Perhaps, but not if you start with an URI that isn't a transformed IRI. Or are you suggesting that the URI class should just try to decode it as an IRI and silently continue without the utf-8 decode if that fails?
As far as I can see, there are 5 cases (assuming we start with an URI we got from somewhere, and not with an IRI):
1) There are no (encoded) non-ASCII characters involved 2) The URI is an IRI with non-ASCII characters which has been mapped to an URI 3) The URI has not been mapped from an IRI, but contains non-ASCII characters encoded as UTF-8 anyway 4) The URI has not been mapped from an IRI, and contains non-ASCII characters encoded as ISO-8859-1 5) The URI has not been mapped from an IRI, and contains non-ASCII character encoded as something which is neither UTF-8 nor ISO-8859-1
If we start with case 5, there is no way to decode that correctly (without additional context information), since we can't know what character encoding to use. The reasonable approach here would be to through an error. However, this case may very well be indistinguishable from case 2-4. So in order to guarantee an error here, we'd have to always give an error for non-ASCII characters. But that would be bad, because we should at least handle case 2 correctly, since 1 and 2 are the sane cases.
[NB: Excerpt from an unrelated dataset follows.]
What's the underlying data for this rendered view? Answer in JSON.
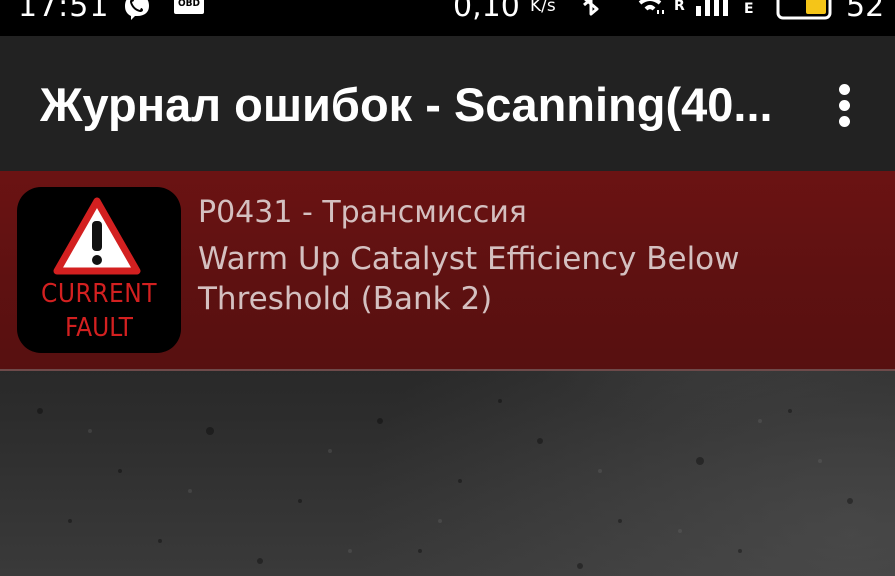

Case 2 and 3 can be handled in the same way, so there is no need to distinguish between them. Case 4 can be distinguised from case 3 (and 2) from the fact that a printable string encoded as ISO-8859-1 never is valid UTF-8, and vice versa, due to the range 0x80-0x9f being mandatory in valid UTF-8 (unless it's all ASCII) and non-printable in ISO-8859-1.
So I see two options:
A) Decode as UTF-8 when possible, and throw an error otherwise. This gives correct results for case 1, 2, and 3, and throws an error in case 4. Case 5 would usually give an error, but might give an incorrect result in some rare cases.
B) Decode as UTF-8 when possible, and decode as ISO-8859-1 otherwise (this is identical to the approach you mention). This gives correct results for case 1, 2, 3, and 4, but always gives an incorrect result for case 5.
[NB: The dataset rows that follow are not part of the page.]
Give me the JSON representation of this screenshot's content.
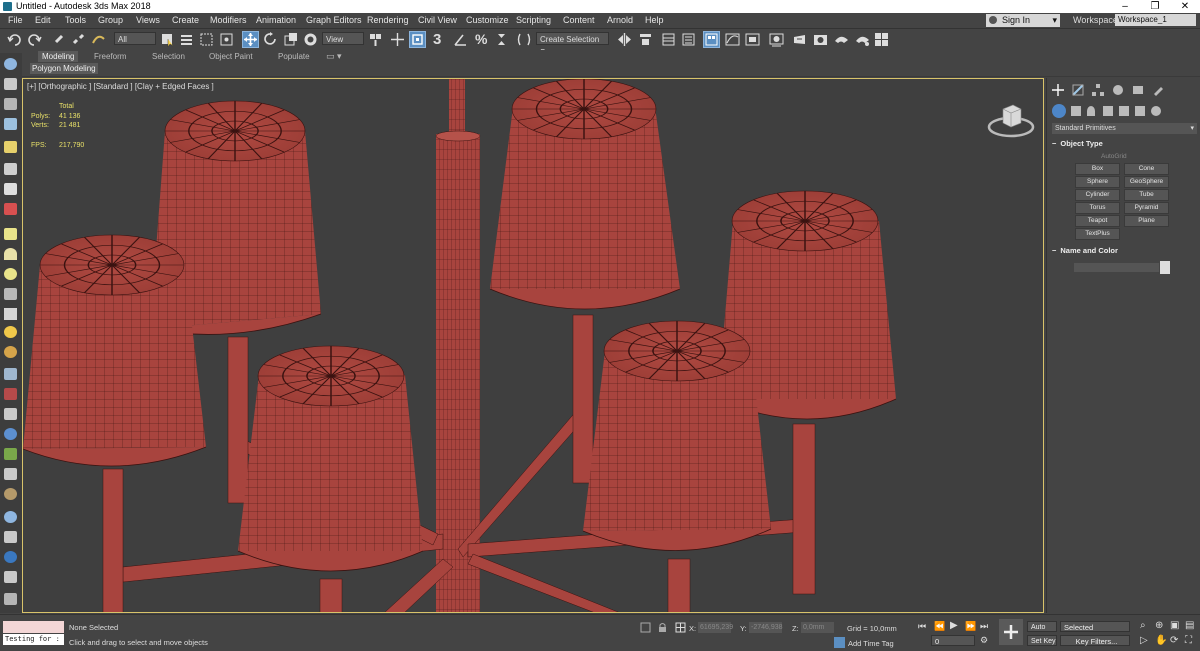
{
  "window": {
    "title": "Untitled - Autodesk 3ds Max 2018",
    "min": "–",
    "max": "❐",
    "close": "✕"
  },
  "menu": [
    "File",
    "Edit",
    "Tools",
    "Group",
    "Views",
    "Create",
    "Modifiers",
    "Animation",
    "Graph Editors",
    "Rendering",
    "Civil View",
    "Customize",
    "Scripting",
    "Content",
    "Arnold",
    "Help"
  ],
  "account": {
    "signin": "Sign In",
    "workspaces_label": "Workspaces:",
    "workspace": "Workspace_1"
  },
  "toolbar": {
    "filter": "All",
    "ref_coord": "View",
    "selection_set": "Create Selection Se",
    "snap_label": "3",
    "angle_snap": "%"
  },
  "ribbon": {
    "tabs": [
      "Modeling",
      "Freeform",
      "Selection",
      "Object Paint",
      "Populate"
    ],
    "active_tab": "Modeling",
    "panel": "Polygon Modeling"
  },
  "viewport": {
    "label": "[+] [Orthographic ] [Standard ] [Clay + Edged Faces ]",
    "stats": {
      "total": "Total",
      "polys_label": "Polys:",
      "polys": "41 136",
      "verts_label": "Verts:",
      "verts": "21 481",
      "fps_label": "FPS:",
      "fps": "217,790"
    }
  },
  "command_panel": {
    "category": "Standard Primitives",
    "object_type": "Object Type",
    "autogrid": "AutoGrid",
    "buttons": [
      "Box",
      "Cone",
      "Sphere",
      "GeoSphere",
      "Cylinder",
      "Tube",
      "Torus",
      "Pyramid",
      "Teapot",
      "Plane",
      "TextPlus"
    ],
    "name_and_color": "Name and Color"
  },
  "status": {
    "maxscript": "Testing for :",
    "selection": "None Selected",
    "prompt": "Click and drag to select and move objects",
    "x_label": "X:",
    "x": "61695,239",
    "y_label": "Y:",
    "y": "-2746,938",
    "z_label": "Z:",
    "z": "0,0mm",
    "grid": "Grid = 10,0mm",
    "add_time_tag": "Add Time Tag",
    "frame": "0",
    "auto_key": "Auto Key",
    "selected": "Selected",
    "set_key": "Set Key",
    "key_filters": "Key Filters..."
  },
  "colors": {
    "shade": "#a8443e",
    "wire": "#3a1210",
    "viewport_border": "#d8c36a",
    "stats": "#e8e069",
    "active_tool": "#5b8fc2"
  }
}
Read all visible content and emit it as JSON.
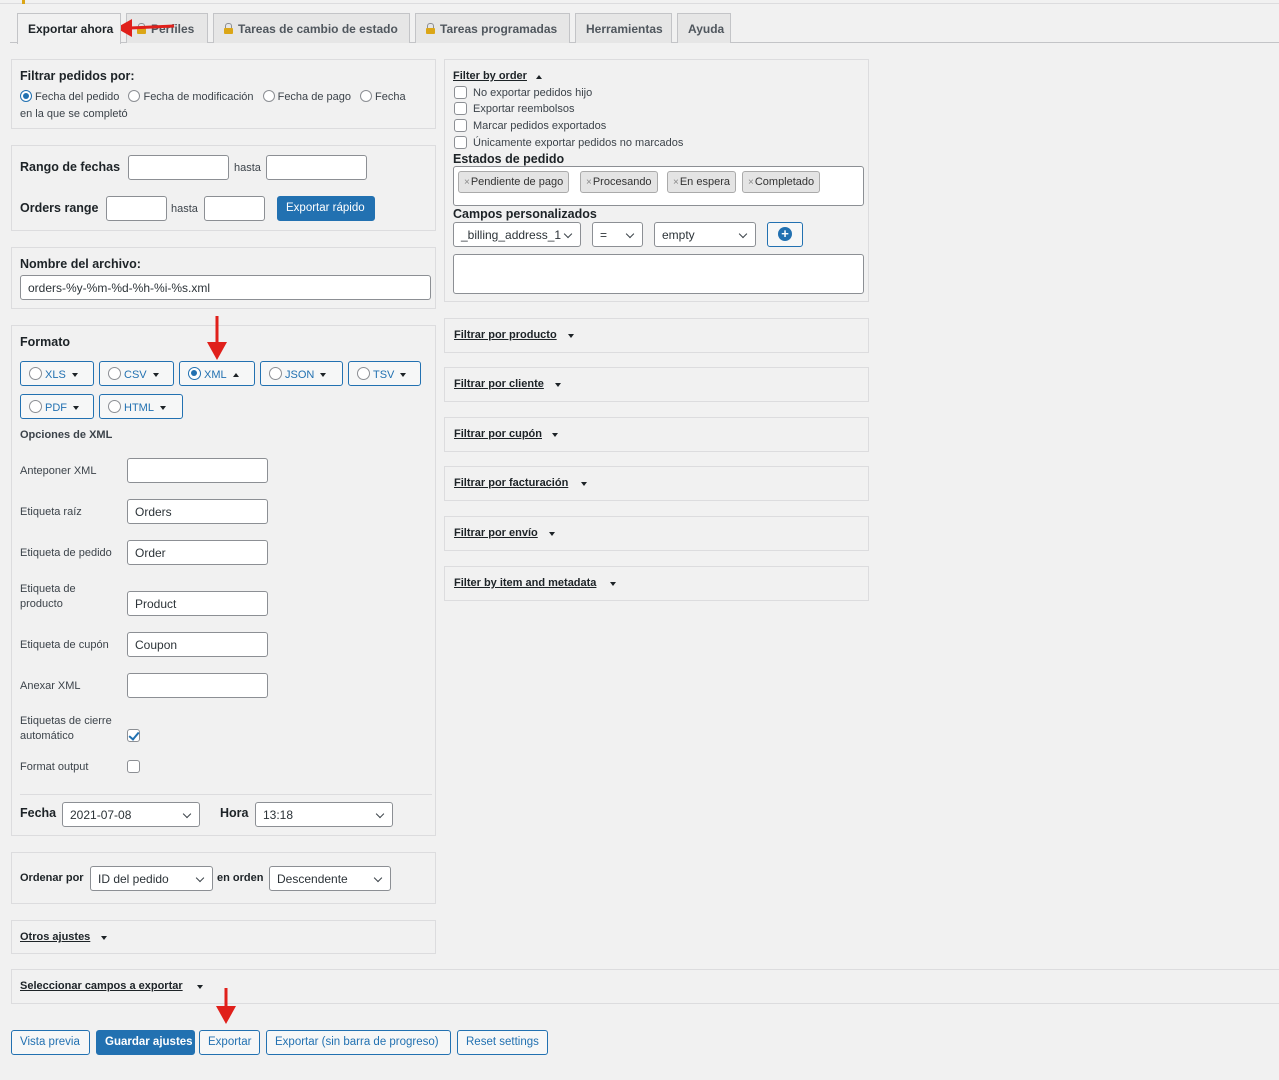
{
  "tabs": [
    {
      "label": "Exportar ahora",
      "locked": false
    },
    {
      "label": "Perfiles",
      "locked": true
    },
    {
      "label": "Tareas de cambio de estado",
      "locked": true
    },
    {
      "label": "Tareas programadas",
      "locked": true
    },
    {
      "label": "Herramientas",
      "locked": false
    },
    {
      "label": "Ayuda",
      "locked": false
    }
  ],
  "filter_orders": {
    "title": "Filtrar pedidos por:",
    "options": [
      "Fecha del pedido",
      "Fecha de modificación",
      "Fecha de pago",
      "Fecha",
      "en la que se completó"
    ],
    "selected": "Fecha del pedido"
  },
  "date_range": {
    "label": "Rango de fechas",
    "to": "hasta",
    "from_value": "",
    "to_value": "",
    "orders_range_label": "Orders range",
    "orders_to": "hasta",
    "quick_export": "Exportar rápido"
  },
  "file_name": {
    "label": "Nombre del archivo:",
    "value": "orders-%y-%m-%d-%h-%i-%s.xml"
  },
  "format": {
    "title": "Formato",
    "options": [
      "XLS",
      "CSV",
      "XML",
      "JSON",
      "TSV",
      "PDF",
      "HTML"
    ],
    "selected": "XML",
    "xml_options_title": "Opciones de XML",
    "fields": {
      "prepend_label": "Anteponer XML",
      "prepend_value": "",
      "root_label": "Etiqueta raíz",
      "root_value": "Orders",
      "order_label": "Etiqueta de pedido",
      "order_value": "Order",
      "product_label_1": "Etiqueta de",
      "product_label_2": "producto",
      "product_value": "Product",
      "coupon_label": "Etiqueta de cupón",
      "coupon_value": "Coupon",
      "append_label": "Anexar XML",
      "append_value": "",
      "autoclose_label_1": "Etiquetas de cierre",
      "autoclose_label_2": "automático",
      "autoclose_checked": true,
      "format_output_label": "Format output",
      "format_output_checked": false
    },
    "date_label": "Fecha",
    "date_value": "2021-07-08",
    "time_label": "Hora",
    "time_value": "13:18"
  },
  "sort": {
    "label": "Ordenar por",
    "value": "ID del pedido",
    "order_label": "en orden",
    "order_value": "Descendente"
  },
  "other_settings": "Otros ajustes",
  "select_fields": "Seleccionar campos a exportar",
  "buttons": {
    "preview": "Vista previa",
    "save": "Guardar ajustes",
    "export": "Exportar",
    "export_no_progress": "Exportar (sin barra de progreso)",
    "reset": "Reset settings"
  },
  "filter_by_order": {
    "title": "Filter by order",
    "checkboxes": [
      "No exportar pedidos hijo",
      "Exportar reembolsos",
      "Marcar pedidos exportados",
      "Únicamente exportar pedidos no marcados"
    ],
    "statuses_title": "Estados de pedido",
    "statuses": [
      "Pendiente de pago",
      "Procesando",
      "En espera",
      "Completado"
    ],
    "custom_fields_title": "Campos personalizados",
    "custom_field": "_billing_address_1",
    "operator": "=",
    "value": "empty"
  },
  "accordions": [
    "Filtrar por producto",
    "Filtrar por cliente",
    "Filtrar por cupón",
    "Filtrar por facturación",
    "Filtrar por envío",
    "Filter by item and metadata"
  ],
  "colors": {
    "accent": "#2271b1",
    "arrow": "#e0201b",
    "background": "#f1f1f1"
  }
}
It would be nice to allow the user to specify an encoding, so that case 5 could also be handled correctly, but if no such a specification is give I think the default behaviour should be either A or B, depending on the relative frequency of case 4 and case 5 in the real world. After all, the purpose of the standard class is to provide the user with a service, so some kind of best effort is in order here. If the user has information that would allow him to do a better job (which will usually not be the case, I predict), it's better that this information is provided to the standard code.
I didn't say it was a performance issue either, rather one of functionality. An IRI can e.g. contain "ôôÌ" in a unicode context without any encoding whatsoever, whereas a URI can't. When writing documents containing IRIs in a unicode environment it is of course nice to see and handle the real glyphs directly. Hence the class should be able to both produce and parse IRIs without escaping the non-US-ASCII chars.
It can contain the character unencoded, but it can also contain them encoded. So in order to see nice characters, you should always decode.
Whether the "picked apart" pieces contain wider chars or not seems irrelevant since you need to decode it anyway (%25, %2f).
When used as I described above, the wider chars wouldn't be encoded to begin with.
Did you actually read the sentence you commented here? I said that you need to decode "%" and "/", which are not wider characters, and which will be encoded even in an IRI. Since you need to call a decode function, it doesn't matter much if characters are encoded in the input to said function, as long as they aren't in the output.
The decoding should give you wide chars regardless of whether you start with an IRI or an IRI mapped into an IRI (see above).
I assume at least one of the "IRI" there should be "URI".
Indeed. And if you followed the suggestion to "see above", you can probably guess which one. :-)
Decoding a URI in general can't produce wide chars since it can't assume that the URI is a transformed IRI.
Neither can it assume that it's not. See the case study above.